The Conservative Cave

Interests => Living Off of the Grid & Survivalism => Topic started by: Chris_ on March 05, 2013, 12:04:15 PM

Title: Age Your Canned Goods
Post by: Chris_ on March 05, 2013, 12:04:15 PM
Quote
Age Your Canned Goods

Standard canned goods aren’t generally deemed age-worthy. Food technologists define shelf life not by how long it takes for food to become inedible, but how long it takes for a trained sensory panel to detect a “just noticeable difference” between newly manufactured and stored cans. There’s no consideration of whether the difference might be pleasant in its own way or even an improvement—it’s a defect by definition.

But the appreciation of can-aged foods wasn’t unknown in the United States. Collins recounts an informal taste test conducted by a New York grocer who rounded up old cans from a number of warehouses, put on a luncheon in which he served their contents side by side with those from new cans, and asked his guests to choose which version they preferred. Among the test foods were fourteen-year-old pea soup and beef stew, and twelve-year-old corned beef and pigs’ feet. The guests preferred the old cans “by an overwhelming majority.”

I don’t recommend cooking foods in the can as a routine thing. Cans have various linings that may gradually release unwanted chemicals into foods, and this process will also accelerate at high temperatures. But it’s a way to explore how canned foods are capable of developing.
Slate (http://www.slate.com/articles/life/food/2013/03/aging_canned_goods_why_time_and_heat_can_make_your_canned_tuna_and_spam.single.html)

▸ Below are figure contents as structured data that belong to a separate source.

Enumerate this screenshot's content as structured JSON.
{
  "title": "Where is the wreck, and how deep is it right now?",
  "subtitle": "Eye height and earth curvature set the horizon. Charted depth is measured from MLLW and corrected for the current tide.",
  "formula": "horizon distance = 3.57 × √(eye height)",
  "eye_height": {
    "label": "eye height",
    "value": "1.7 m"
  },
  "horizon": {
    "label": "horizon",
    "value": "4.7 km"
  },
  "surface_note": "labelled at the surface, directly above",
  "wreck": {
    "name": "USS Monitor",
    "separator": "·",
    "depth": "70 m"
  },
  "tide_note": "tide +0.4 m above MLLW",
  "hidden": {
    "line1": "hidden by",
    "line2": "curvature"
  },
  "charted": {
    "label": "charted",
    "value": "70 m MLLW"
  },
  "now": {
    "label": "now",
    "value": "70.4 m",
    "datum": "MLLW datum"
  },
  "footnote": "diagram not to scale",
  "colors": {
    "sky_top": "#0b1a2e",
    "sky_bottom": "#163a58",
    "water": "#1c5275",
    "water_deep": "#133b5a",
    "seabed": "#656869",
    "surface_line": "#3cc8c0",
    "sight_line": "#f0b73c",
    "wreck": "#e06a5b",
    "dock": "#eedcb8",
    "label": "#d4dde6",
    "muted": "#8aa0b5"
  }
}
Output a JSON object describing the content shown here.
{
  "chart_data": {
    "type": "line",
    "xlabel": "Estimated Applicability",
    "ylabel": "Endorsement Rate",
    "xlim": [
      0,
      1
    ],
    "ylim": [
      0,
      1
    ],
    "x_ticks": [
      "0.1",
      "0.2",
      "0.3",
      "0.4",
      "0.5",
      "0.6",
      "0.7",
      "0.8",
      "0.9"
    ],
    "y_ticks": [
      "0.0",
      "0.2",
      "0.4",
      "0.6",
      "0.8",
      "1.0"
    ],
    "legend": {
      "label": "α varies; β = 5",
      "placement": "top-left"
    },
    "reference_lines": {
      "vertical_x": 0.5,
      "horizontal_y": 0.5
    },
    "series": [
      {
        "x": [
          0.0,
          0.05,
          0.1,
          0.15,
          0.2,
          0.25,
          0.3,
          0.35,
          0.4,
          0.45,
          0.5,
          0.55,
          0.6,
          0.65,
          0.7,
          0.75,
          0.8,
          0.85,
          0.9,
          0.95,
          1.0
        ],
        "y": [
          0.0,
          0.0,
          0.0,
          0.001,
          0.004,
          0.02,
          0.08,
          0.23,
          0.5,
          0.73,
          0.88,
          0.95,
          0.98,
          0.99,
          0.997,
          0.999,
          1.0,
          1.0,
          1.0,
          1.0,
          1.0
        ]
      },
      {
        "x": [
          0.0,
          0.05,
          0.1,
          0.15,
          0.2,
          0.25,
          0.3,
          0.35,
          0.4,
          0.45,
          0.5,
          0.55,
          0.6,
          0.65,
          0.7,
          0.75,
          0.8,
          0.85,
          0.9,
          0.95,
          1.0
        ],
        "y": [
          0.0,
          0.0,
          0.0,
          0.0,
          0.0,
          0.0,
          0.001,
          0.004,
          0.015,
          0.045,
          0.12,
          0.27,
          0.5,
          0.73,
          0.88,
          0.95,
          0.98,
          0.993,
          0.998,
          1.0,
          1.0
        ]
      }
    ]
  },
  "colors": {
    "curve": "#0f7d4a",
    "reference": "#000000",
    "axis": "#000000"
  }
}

Interesting.  I don't know how well it would work with a can of Dinty Moore.
Title: Re: Age Your Canned Goods
Post by: LC EFA on March 05, 2013, 03:36:49 PM
I used to try rotating my stockpile of canned / preserved goods by eating a can of the nasty stuff now and again. Honestly I tried.

Now days I just pick the oldest can on the shelf and feed it to my neighbours dog.

That mongrel animal eats it with great gusto and seems to be no worse off for it.
Title: Re: Age Your Canned Goods
Post by: thundley4 on March 05, 2013, 03:44:47 PM
I used to try rotating my stockpile of canned / preserved goods by eating a can of the nasty stuff now and again. Honestly I tried.

Now days I just pick the oldest can on the shelf and feed it to my neighbours dog.

That mongrel animal eats it with great gusto and seems to be no worse off for it.